Entretiens Exposition

(Re)lire Colette autrement, à la BNF de Paris

(Re)lire Colette autrement, à la BNF de Paris

© BnF

La Bibliothèque nationale de France accueille sur le site François Mitterrand une grande exposition autour de Colette jusqu’au 18 janvier, élaborée par Émilie Bouvard, Laurence Le Bras et Julien Dimerman, et intitulée Les Mondes de Colette. L’occasion de découvrir les mondes d’une autrice indépendante et novatrice du XXe siècle. À travers des manuscrits, des estampes, des photographies, des peintures et différents objets, le narratif du dispositif scénographique dessine le parcours pluriel et en perpétuelle évolution d’une romancière qui interroge le féminin, l’identité, l’émancipation, le désir, le couple, la nature, mais aussi l’écriture de soi et l’autofiction.

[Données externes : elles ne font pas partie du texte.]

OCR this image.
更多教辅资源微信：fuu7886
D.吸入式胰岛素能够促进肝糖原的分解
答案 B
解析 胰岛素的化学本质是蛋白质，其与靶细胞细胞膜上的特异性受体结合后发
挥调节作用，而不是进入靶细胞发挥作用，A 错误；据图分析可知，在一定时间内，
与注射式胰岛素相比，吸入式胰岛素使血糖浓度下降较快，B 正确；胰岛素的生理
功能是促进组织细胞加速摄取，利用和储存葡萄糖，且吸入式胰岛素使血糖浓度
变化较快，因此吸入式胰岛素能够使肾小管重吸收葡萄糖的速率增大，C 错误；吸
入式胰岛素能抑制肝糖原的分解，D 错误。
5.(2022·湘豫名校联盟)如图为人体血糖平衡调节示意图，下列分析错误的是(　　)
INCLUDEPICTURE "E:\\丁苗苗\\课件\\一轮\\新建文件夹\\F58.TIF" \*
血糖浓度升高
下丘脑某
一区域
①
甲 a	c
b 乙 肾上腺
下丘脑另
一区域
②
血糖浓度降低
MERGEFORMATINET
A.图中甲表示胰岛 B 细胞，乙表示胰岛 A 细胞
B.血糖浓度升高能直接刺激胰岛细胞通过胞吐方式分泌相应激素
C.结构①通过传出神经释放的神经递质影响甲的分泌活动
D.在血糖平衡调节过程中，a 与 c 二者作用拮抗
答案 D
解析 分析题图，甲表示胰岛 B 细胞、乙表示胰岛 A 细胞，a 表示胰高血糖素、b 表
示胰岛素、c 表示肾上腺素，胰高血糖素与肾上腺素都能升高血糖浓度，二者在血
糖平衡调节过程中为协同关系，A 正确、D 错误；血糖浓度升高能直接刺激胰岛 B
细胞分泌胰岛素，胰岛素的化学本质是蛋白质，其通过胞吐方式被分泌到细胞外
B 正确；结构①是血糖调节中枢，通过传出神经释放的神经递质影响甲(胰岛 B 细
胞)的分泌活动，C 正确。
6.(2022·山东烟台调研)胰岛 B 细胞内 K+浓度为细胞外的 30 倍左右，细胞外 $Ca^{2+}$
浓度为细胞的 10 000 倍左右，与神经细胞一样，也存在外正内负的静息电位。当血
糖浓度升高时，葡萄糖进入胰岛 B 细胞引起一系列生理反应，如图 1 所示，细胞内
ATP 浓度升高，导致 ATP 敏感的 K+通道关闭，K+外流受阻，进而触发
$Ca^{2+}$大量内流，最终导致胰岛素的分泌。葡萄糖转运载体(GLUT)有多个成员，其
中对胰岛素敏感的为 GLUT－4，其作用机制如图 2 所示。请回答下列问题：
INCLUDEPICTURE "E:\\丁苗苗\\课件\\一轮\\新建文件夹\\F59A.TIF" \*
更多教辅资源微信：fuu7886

Les jeux de miroir entre Colette et ses personnages, entre son époque et nos interrogations contemporaines, sont saisissants, à travers la dramaturgie érudite, originale et plaisante que propose cette exposition littéraire transversale. Souvenirs sensibles, le monde, s’écrire, le temps et la chair sont les cinq étapes d’un parcours où se déploient 350 pièces variées et finement contextualisées au sein d’une œuvre pléthorique et plurielle, bien plus moderne que ce qu’il a pu en être retenu. « Or, si je suis immobile ce soir, je ne suis pas sans dessein, puisqu’en moi bouge (…) un sévice bien moins familier que la douleur, une insurrection qu’au cours de ma longue vie j’ai plusieurs fois niée, puis déjouée, puis finalement acceptée, car écrire ne conduit qu’à écrire », Le Fanal bleu, 1949.

Conservateur et responsable de la bibliographie de la littérature française au département Littérature et arts de la BNF, Julien Dimerman partage son vif intérêt pour la romancière, et les interrogations afférentes à la création d’une exposition littéraire.

Comment est né le projet d’une grande exposition sur Colette à la BNF ?

Le projet de départ était de célébrer en 2023 le cent-cinquantenaire de la naissance de Colette. Avec la crise de la covid, notre programmation a été décalée, et finalement 2025 correspond à l’entrée de la romancière dans le domaine public, 70 ans après sa mort. La Société des amis de Colette, ainsi que la maison et le musée Colette, à Saint-Sauveur-en-Puisaye, ont été très associés à la genèse de l’exposition.  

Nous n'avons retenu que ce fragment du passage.